DDJ Cover from August, 2002 Dr. Dobb's Journal

August, 2002

This article describes an interesting data compression technique called star-encoding. I'll explain what star-encoding is, describe a simple C++ implementation, and show you what sort of results you can expect to see when using it.

Pre-Compression Transformations

One interesting class of data compression techniques consists of transformation algorithms. It is often possible to perform a reversible transformation on a data set that increases its susceptibility to other compression techniques.

A great example of this is the Burrows-Wheeler Transform (BWT), which I described in an article in Dr. Dobb's Journal in 1996. The BWT is a completely reversible sorting algorithm that tends to create long runs of identical characters in the output text. Using a Move To Front algorithm followed by Huffman or arithmetic coding gives compression that outperforms all but the best algorithms.

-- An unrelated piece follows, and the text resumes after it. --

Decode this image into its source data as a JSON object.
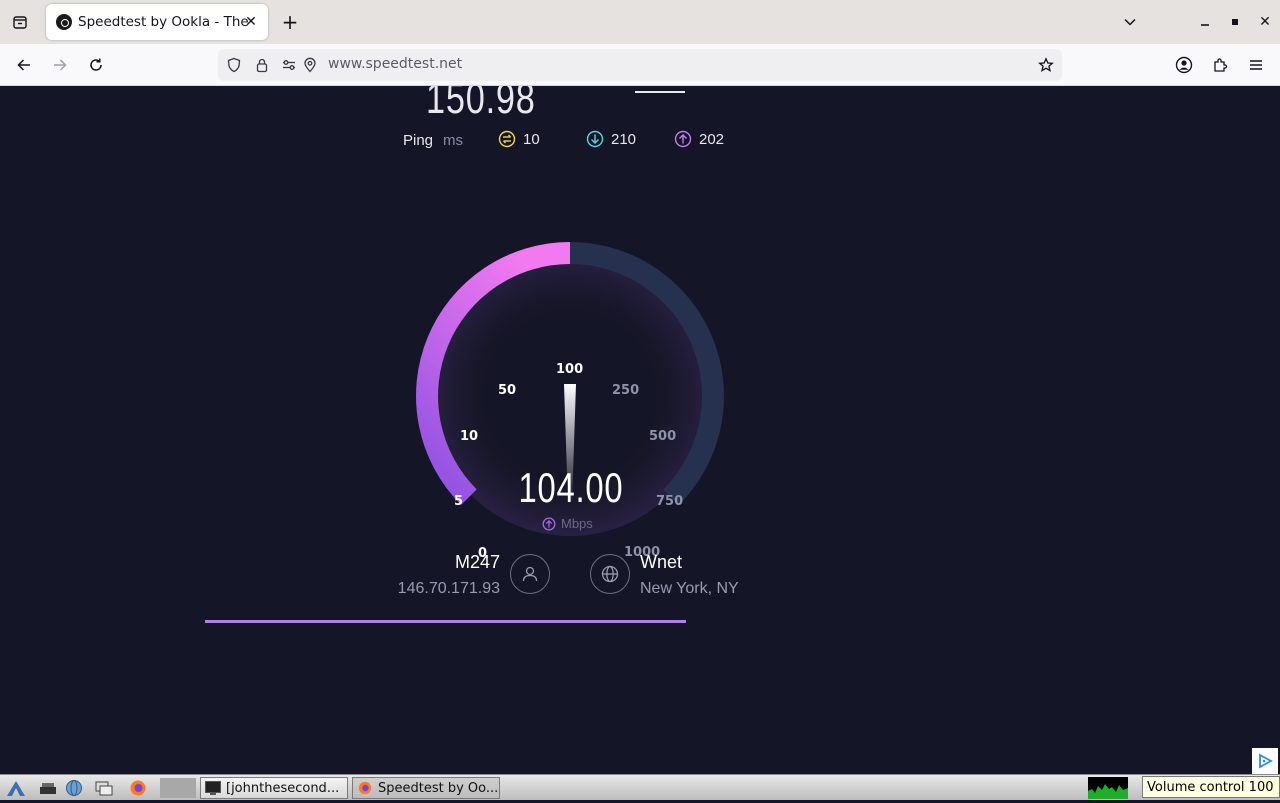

A similar example is that of the Discrete Cosine Transform (DCT). In the JPEG compression algorithm, 8X8 blocks of pixels are run through the DCT, which transforms the spatial data points to the frequency domain. At that point, lossy compression algorithms can then be effectively applied.

Of course, the transformations I'm describing here generally don't compress data at all; they merely prep the data before compression is applied. Thus, a key factor in using any transform is understanding what compression technique can be effectively be used on the output. With the Burrows-Wheeler transform, the best results come from a three-stage compressor. The output of the BWT transform is usually piped through a move-to-front stage, then a run length encoder stage, and finally an entropy encoder, normally arithmetic or Huffman coding. The actual command line to perform this sequence will look something like this:

BWT < input-file | MTF | RLE | ARI > output-file

Star-Encoding

The Burrows-Wheeler transform is a fairly complicated sorting algorithm that radically changes the nature of an input file. Star-encoding is much simpler to understand, and can be implemented easily with the help of the standard C++ library.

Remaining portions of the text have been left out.